Der Indianer kommt ihm nach. Lehnt sich an den Türrahmen und beobachtet ihn. »Was hast du jetzt vor?«, will er wissen.
Der Sandner richtet sich auf.
»Sollte ich dir nicht sagen.«
»Mach keine Unterschiede, Josef. Jeder kann gut sein, und jeder böse.«
»Wie meinst du das?«
»So, wie ich es gesagt habe.«
»Dank schön. Ich werde dran denken, roter Mann.« Der Sandner schultert seine Tasche.
»Mani wastete yo«, sagt der Indianer feierlich.
»Wollt ich auch gerade sagen.«
Draußen ist er. Denn an sich ist nichts weder gut noch böse ; das Denken macht es erst dazu, lässt Shakespeare seinen Hamlet feststellen.
A n der U-Bahn Haltestelle Harthof greift die Wiesner den Hauptkommissar auf. Mit quietschenden Reifen schießt der Wagen aus der Bushaltebucht, noch ehe der Sandner den Gurt in der Hand hat. Er schüttelt bloß den Kopf. Es gilt, die Rennfahrerin nicht abzulenken.
»Here we go«, verkündet die ihm. Während sie dem Peugeot die Sporen gibt, schildert die Polizistin ihm ihr Zusammentreffen mit Perisic, nebst Jonnys Catchernummer mit dessen Eheweib. Und dass der Hehler sich bei ihr melden wird. Schließlich hätten sie die Frau verhaftet. Ein kleiner Anreiz, um aus dem Perisic die Wahrheit herauszukitzeln – so er seine Gattin schnell wiederhaben wollte.

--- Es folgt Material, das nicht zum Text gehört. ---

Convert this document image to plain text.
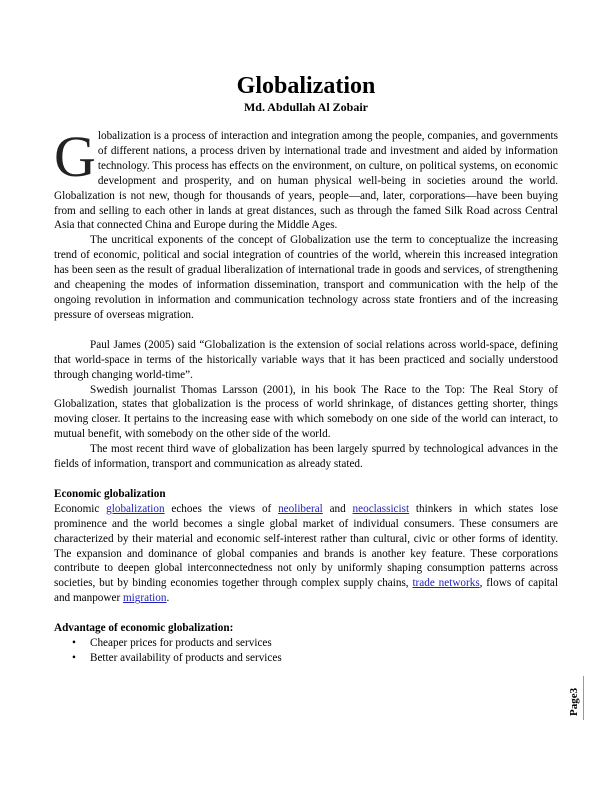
Globalization

Md. Abdullah Al Zobair

Globalization is a process of interaction and integration among the people, companies, and governments of different nations, a process driven by international trade and investment and aided by information technology. This process has effects on the environment, on culture, on political systems, on economic development and prosperity, and on human physical well-being in societies around the world. Globalization is not new, though for thousands of years, people—and, later, corporations—have been buying from and selling to each other in lands at great distances, such as through the famed Silk Road across Central Asia that connected China and Europe during the Middle Ages.

The uncritical exponents of the concept of Globalization use the term to conceptualize the increasing trend of economic, political and social integration of countries of the world, wherein this increased integration has been seen as the result of gradual liberalization of international trade in goods and services, of strengthening and cheapening the modes of information dissemination, transport and communication with the help of the ongoing revolution in information and communication technology across state frontiers and of the increasing pressure of overseas migration.

Paul James (2005) said “Globalization is the extension of social relations across world-space, defining that world-space in terms of the historically variable ways that it has been practiced and socially understood through changing world-time”.

Swedish journalist Thomas Larsson (2001), in his book The Race to the Top: The Real Story of Globalization, states that globalization is the process of world shrinkage, of distances getting shorter, things moving closer. It pertains to the increasing ease with which somebody on one side of the world can interact, to mutual benefit, with somebody on the other side of the world.

The most recent third wave of globalization has been largely spurred by technological advances in the fields of information, transport and communication as already stated.

Economic globalization

Economic globalization echoes the views of neoliberal and neoclassicist thinkers in which states lose prominence and the world becomes a single global market of individual consumers. These consumers are characterized by their material and economic self-interest rather than cultural, civic or other forms of identity. The expansion and dominance of global companies and brands is another key feature. These corporations contribute to deepen global interconnectedness not only by uniformly shaping consumption patterns across societies, but by binding economies together through complex supply chains, trade networks, flows of capital and manpower migration.

Advantage of economic globalization:

• Cheaper prices for products and services
• Better availability of products and services
Page3
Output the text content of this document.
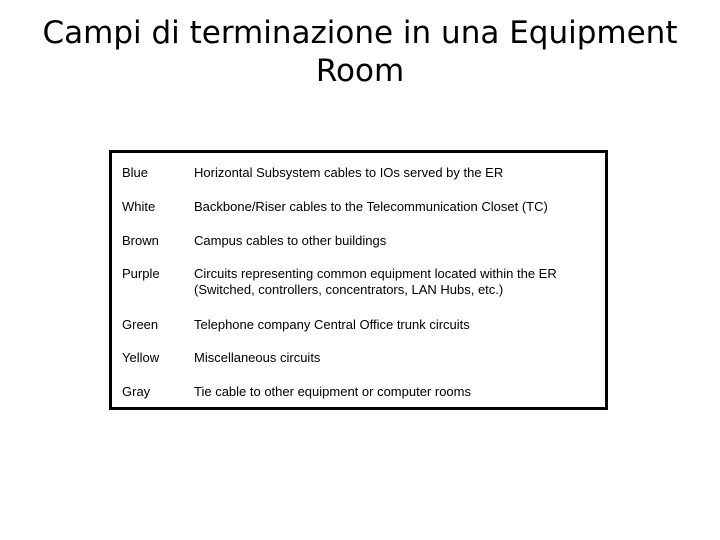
Campi di terminazione in una Equipment
Room
Blue	Horizontal Subsystem cables to IOs served by the ER
White	Backbone/Riser cables to the Telecommunication Closet (TC)
Brown	Campus cables to other buildings
Purple	Circuits representing common equipment located within the ER (Switched, controllers, concentrators, LAN Hubs, etc.)
Green	Telephone company Central Office trunk circuits
Yellow	Miscellaneous circuits
Gray	Tie cable to other equipment or computer rooms
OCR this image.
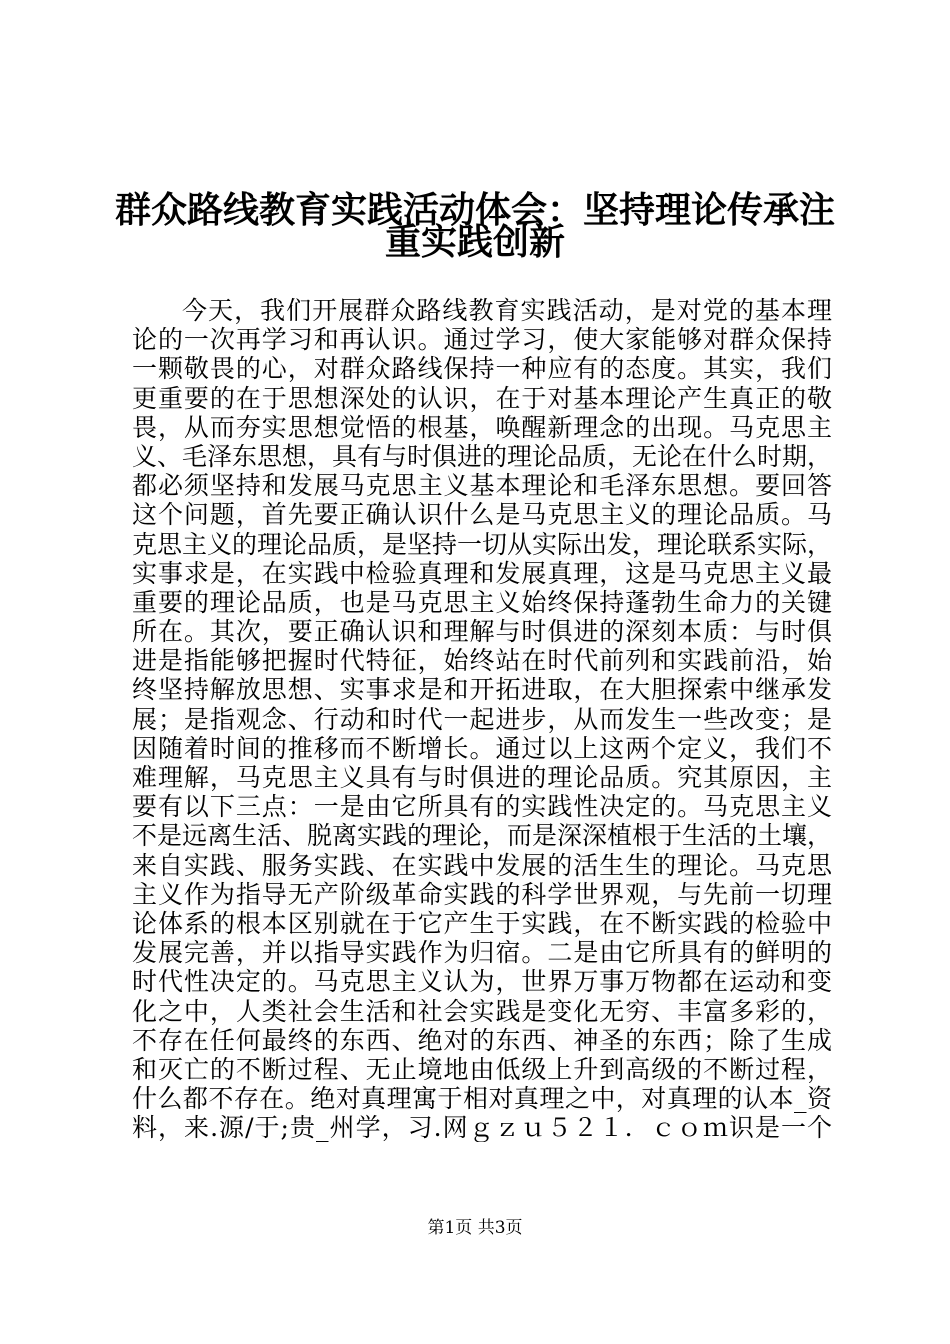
群众路线教育实践活动体会：坚持理论传承注
重实践创新
今天，我们开展群众路线教育实践活动，是对党的基本理
论的一次再学习和再认识。通过学习，使大家能够对群众保持
一颗敬畏的心，对群众路线保持一种应有的态度。其实，我们
更重要的在于思想深处的认识，在于对基本理论产生真正的敬
畏，从而夯实思想觉悟的根基，唤醒新理念的出现。马克思主
义、毛泽东思想，具有与时俱进的理论品质，无论在什么时期，
都必须坚持和发展马克思主义基本理论和毛泽东思想。要回答
这个问题，首先要正确认识什么是马克思主义的理论品质。马
克思主义的理论品质，是坚持一切从实际出发，理论联系实际，
实事求是，在实践中检验真理和发展真理，这是马克思主义最
重要的理论品质，也是马克思主义始终保持蓬勃生命力的关键
所在。其次，要正确认识和理解与时俱进的深刻本质：与时俱
进是指能够把握时代特征，始终站在时代前列和实践前沿，始
终坚持解放思想、实事求是和开拓进取，在大胆探索中继承发
展；是指观念、行动和时代一起进步，从而发生一些改变；是
因随着时间的推移而不断增长。通过以上这两个定义，我们不
难理解，马克思主义具有与时俱进的理论品质。究其原因，主
要有以下三点：一是由它所具有的实践性决定的。马克思主义
不是远离生活、脱离实践的理论，而是深深植根于生活的土壤，
来自实践、服务实践、在实践中发展的活生生的理论。马克思
主义作为指导无产阶级革命实践的科学世界观，与先前一切理
论体系的根本区别就在于它产生于实践，在不断实践的检验中
发展完善，并以指导实践作为归宿。二是由它所具有的鲜明的
时代性决定的。马克思主义认为，世界万事万物都在运动和变
化之中，人类社会生活和社会实践是变化无穷、丰富多彩的，
不存在任何最终的东西、绝对的东西、神圣的东西；除了生成
和灭亡的不断过程、无止境地由低级上升到高级的不断过程，
什么都不存在。绝对真理寓于相对真理之中，对真理的认本_资
料，来.源/于;贵_州学，习.网ｇｚｕ５２１．ｃｏｍ识是一个
第1页 共3页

Sie sind auf dem Weg nach Stadelheim. Langsam kommt sich die Wiesner schon wie ein Stammgast vor. Der Sohn vom Gestreiften fristet dort seinen Alltag. Noch neun Monate, dann wäre er wieder in Freiheit. Beeindruckende Karriere für einen Vierundzwanzigjährigen. Besser gesagt, mangelndes Talent. Es wird wohl kein Verbrechen gegeben haben, bei dessen Begehung er nicht erwischt worden ist. Wahrscheinlich hat er nicht einmal unentdeckt ein Stoppschild überfahren können. Ein armes Schwein, genau wie sein Vater, der jeden Tag beim Ansi hockt und sein Selbstmitleid im Schnaps ertränkt. Eine Mutter hat es auch gegeben.